The phosphatidylcholine-hydrolysing phospholipase C NPC4 plays a role in response of Arabidopsis roots to salt stress

Freier Zugriff

Phosphatidylcholine-hydrolysing phospholipase C, also known as non-specific phospholipase C (NPC), is a new member of the plant phospholipase family that reacts to environmental stresses such as phosphate deficiency and aluminium toxicity, and has a role in root development and brassinolide signalling. Expression of NPC4, one of the six NPC genes in Arabidopsis, was highly induced by NaCl. Maximum expression was observed from 3h to 6h after the salt treatment and was dependent on salt concentration. Results of histochemical analysis of PNPC4:GUS plants showed the localization of salt-induced expression in root tips. On the biochemical level, increased NPC enzyme activity, indicated by accumulation of diacylglycerol, was observed as early as after 30min of salt treatment of Arabidopsis seedlings.

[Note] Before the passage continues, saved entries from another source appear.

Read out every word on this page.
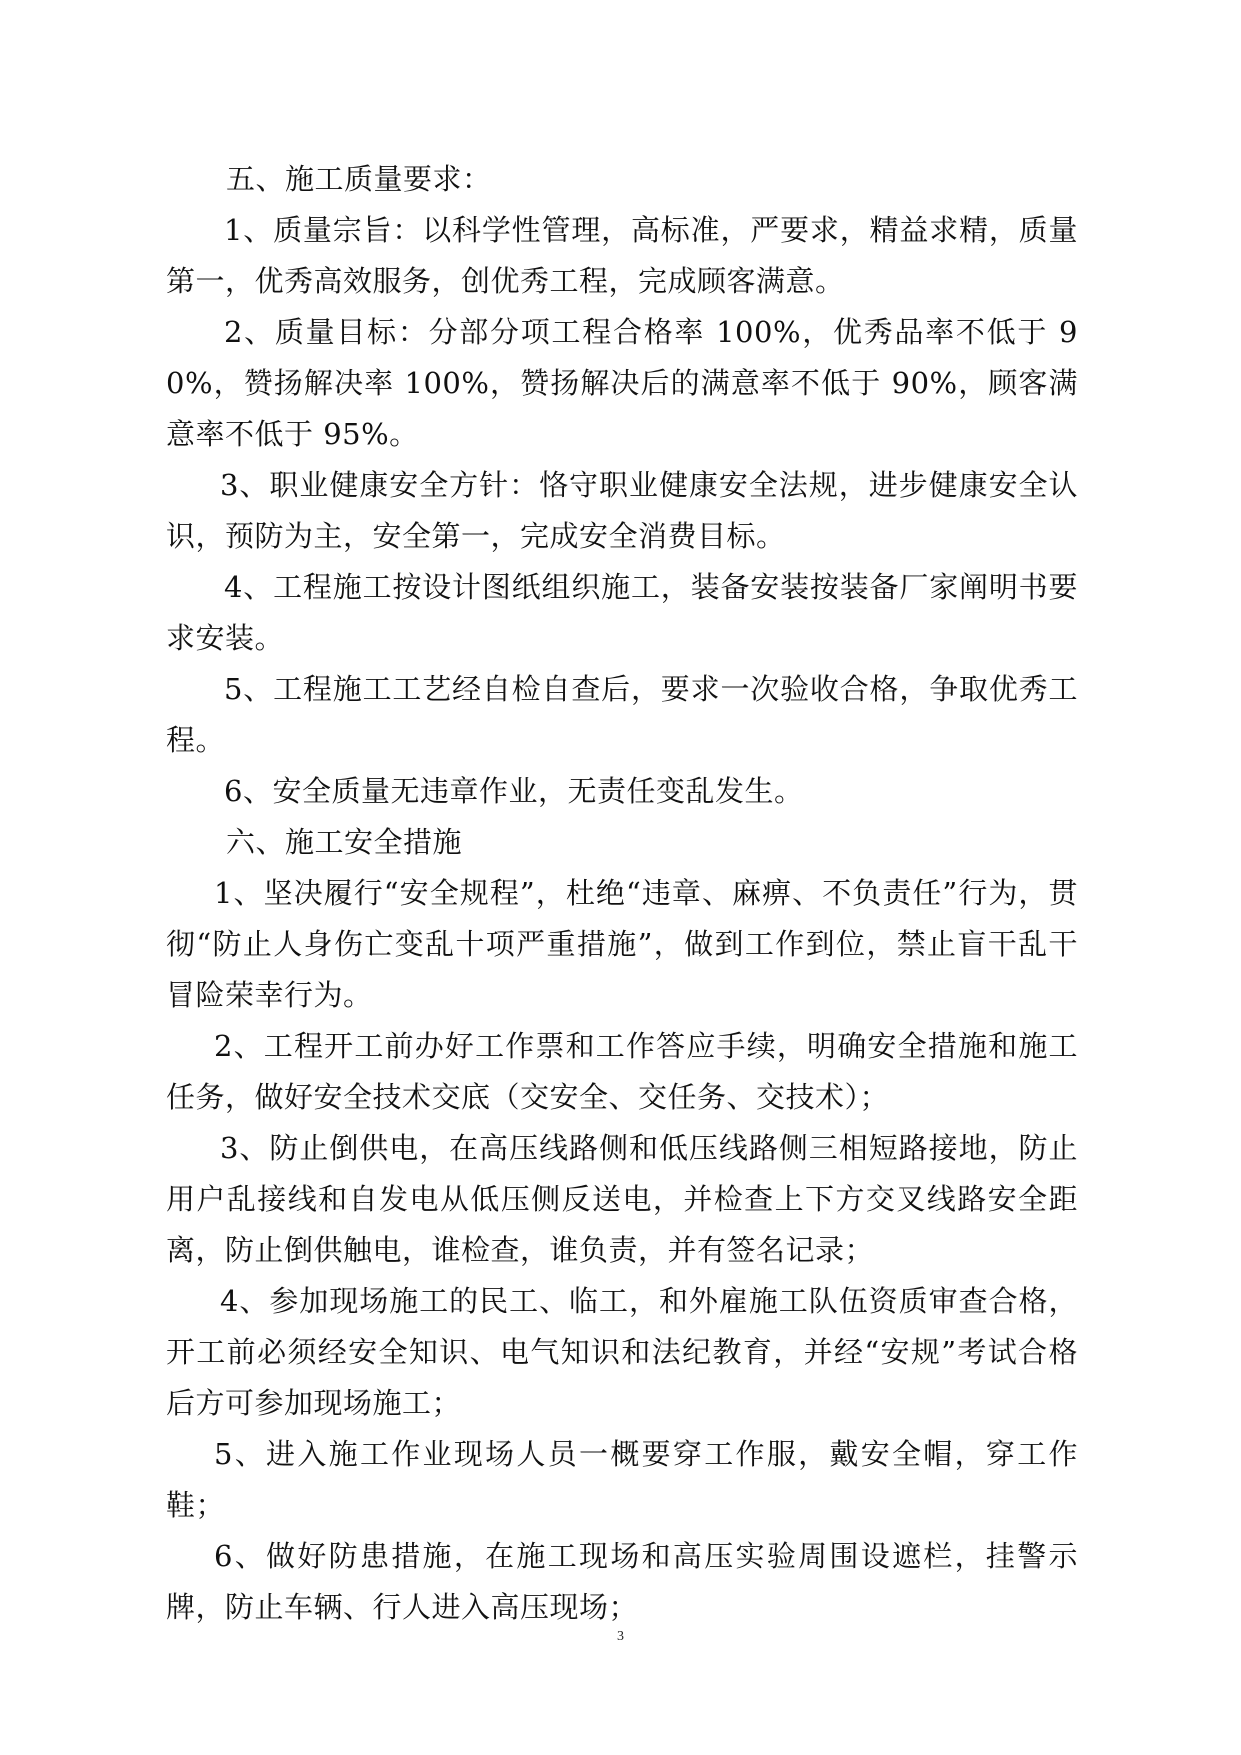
五、施工质量要求：

1、质量宗旨：以科学性管理，高标准，严要求，精益求精，质量第一，优秀高效服务，创优秀工程，完成顾客满意。

2、质量目标：分部分项工程合格率 100%，优秀品率不低于 90%，赞扬解决率 100%，赞扬解决后的满意率不低于 90%，顾客满意率不低于 95%。

3、职业健康安全方针：恪守职业健康安全法规，进步健康安全认识，预防为主，安全第一，完成安全消费目标。

4、工程施工按设计图纸组织施工，装备安装按装备厂家阐明书要求安装。

5、工程施工工艺经自检自查后，要求一次验收合格，争取优秀工程。

6、安全质量无违章作业，无责任变乱发生。

六、施工安全措施

1、坚决履行“安全规程”，杜绝“违章、麻痹、不负责任”行为，贯彻“防止人身伤亡变乱十项严重措施”，做到工作到位，禁止盲干乱干冒险荣幸行为。

2、工程开工前办好工作票和工作答应手续，明确安全措施和施工任务，做好安全技术交底（交安全、交任务、交技术）；

3、防止倒供电，在高压线路侧和低压线路侧三相短路接地，防止用户乱接线和自发电从低压侧反送电，并检查上下方交叉线路安全距离，防止倒供触电，谁检查，谁负责，并有签名记录；

4、参加现场施工的民工、临工，和外雇施工队伍资质审查合格，开工前必须经安全知识、电气知识和法纪教育，并经“安规”考试合格后方可参加现场施工；

5、进入施工作业现场人员一概要穿工作服，戴安全帽，穿工作鞋；

6、做好防患措施，在施工现场和高压实验周围设遮栏，挂警示牌，防止车辆、行人进入高压现场；

3
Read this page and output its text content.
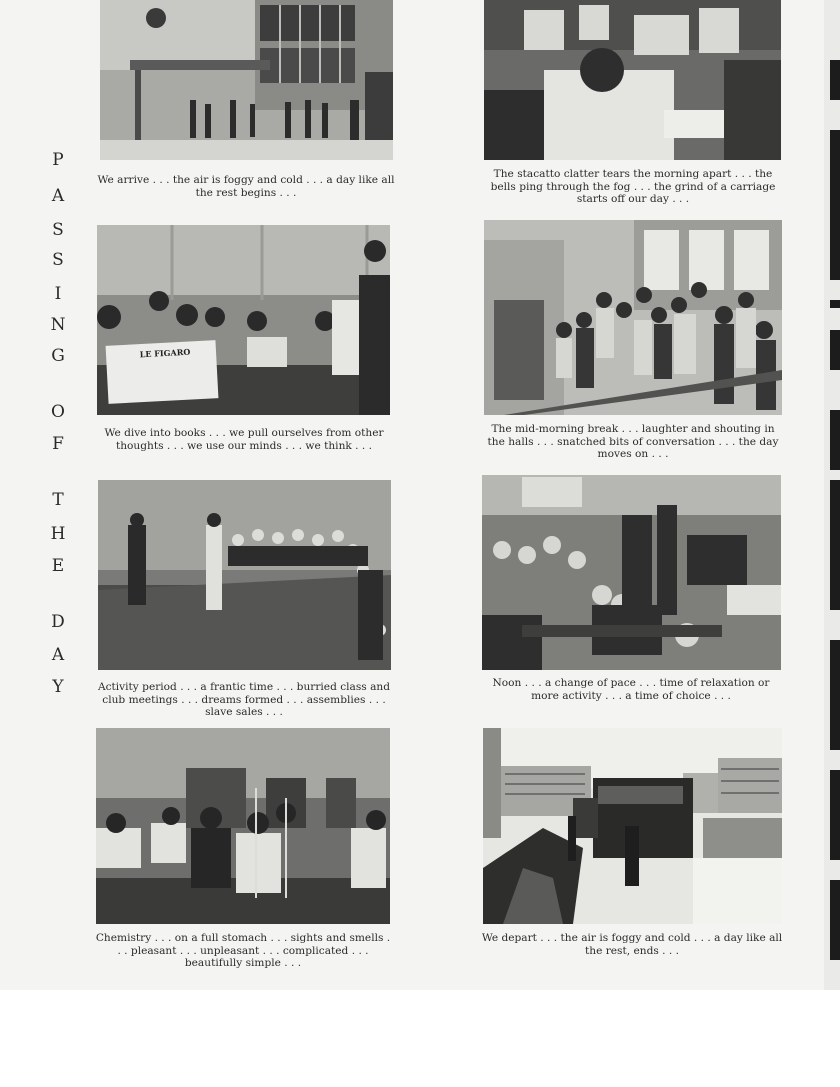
P
A
S
S
I
N
G
O
F
T
H
E
D
A
Y
We arrive . . . the air is foggy and cold . . . a day like all the rest begins . . .
The stacatto clatter tears the morning apart . . . the bells ping through the fog . . . the grind of a carriage starts off our day . . .
LE FIGARO
We dive into books . . . we pull ourselves from other thoughts . . . we use our minds . . . we think . . .
The mid-morning break . . . laughter and shouting in the halls . . . snatched bits of conversation . . . the day moves on . . .
Activity period . . . a frantic time . . . burried class and club meetings . . . dreams formed . . . assemblies . . . slave sales . . .
Noon . . . a change of pace . . . time of relaxation or more activity . . . a time of choice . . .
Chemistry . . . on a full stomach . . . sights and smells . . . pleasant . . . unpleasant . . . complicated . . . beautifully simple . . .
We depart . . . the air is foggy and cold . . . a day like all the rest, ends . . .
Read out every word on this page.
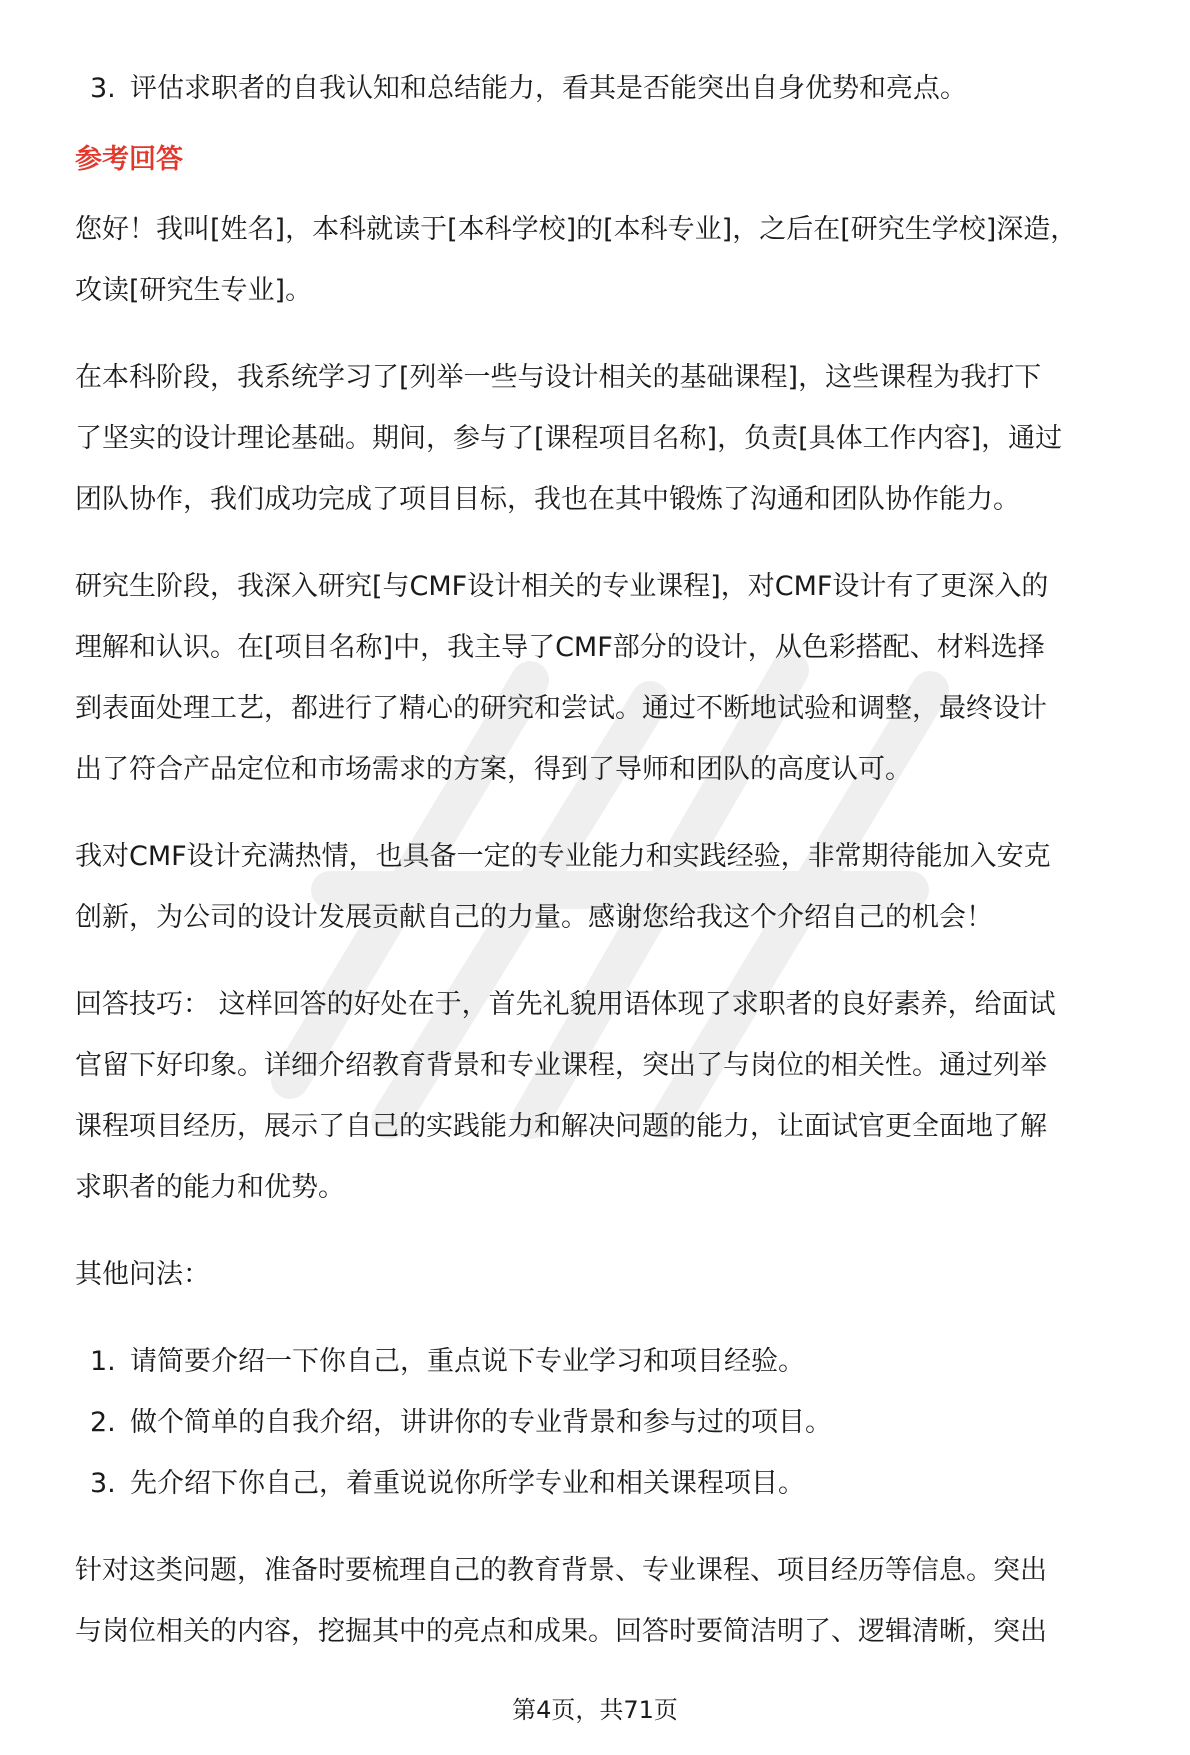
3. 评估求职者的自我认知和总结能力，看其是否能突出自身优势和亮点。
参考回答
您好！我叫[姓名]，本科就读于[本科学校]的[本科专业]，之后在[研究生学校]深造，
攻读[研究生专业]。
在本科阶段，我系统学习了[列举一些与设计相关的基础课程]，这些课程为我打下
了坚实的设计理论基础。期间，参与了[课程项目名称]，负责[具体工作内容]，通过
团队协作，我们成功完成了项目目标，我也在其中锻炼了沟通和团队协作能力。
研究生阶段，我深入研究[与CMF设计相关的专业课程]，对CMF设计有了更深入的
理解和认识。在[项目名称]中，我主导了CMF部分的设计，从色彩搭配、材料选择
到表面处理工艺，都进行了精心的研究和尝试。通过不断地试验和调整，最终设计
出了符合产品定位和市场需求的方案，得到了导师和团队的高度认可。
我对CMF设计充满热情，也具备一定的专业能力和实践经验，非常期待能加入安克
创新，为公司的设计发展贡献自己的力量。感谢您给我这个介绍自己的机会！
回答技巧： 这样回答的好处在于，首先礼貌用语体现了求职者的良好素养，给面试
官留下好印象。详细介绍教育背景和专业课程，突出了与岗位的相关性。通过列举
课程项目经历，展示了自己的实践能力和解决问题的能力，让面试官更全面地了解
求职者的能力和优势。
其他问法：
1. 请简要介绍一下你自己，重点说下专业学习和项目经验。
2. 做个简单的自我介绍，讲讲你的专业背景和参与过的项目。
3. 先介绍下你自己，着重说说你所学专业和相关课程项目。
针对这类问题，准备时要梳理自己的教育背景、专业课程、项目经历等信息。突出
与岗位相关的内容，挖掘其中的亮点和成果。回答时要简洁明了、逻辑清晰，突出
第4页，共71页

Phenotype analysis of NPC4 knockout plants showed increased sensitivity to salinity as compared with wild-type plants. Under salt stress npc4 plants had shorter roots, lower fresh weight, and reduced seed germination. Expression levels of abscisic acid-related genes ABI1, ABI2, RAB18, PP2CA, and SOT12 were substantially reduced in salt-treated npc4 plants. These observations demonstrate a role for NPC4 in the response of Arabidopsis to salt stress.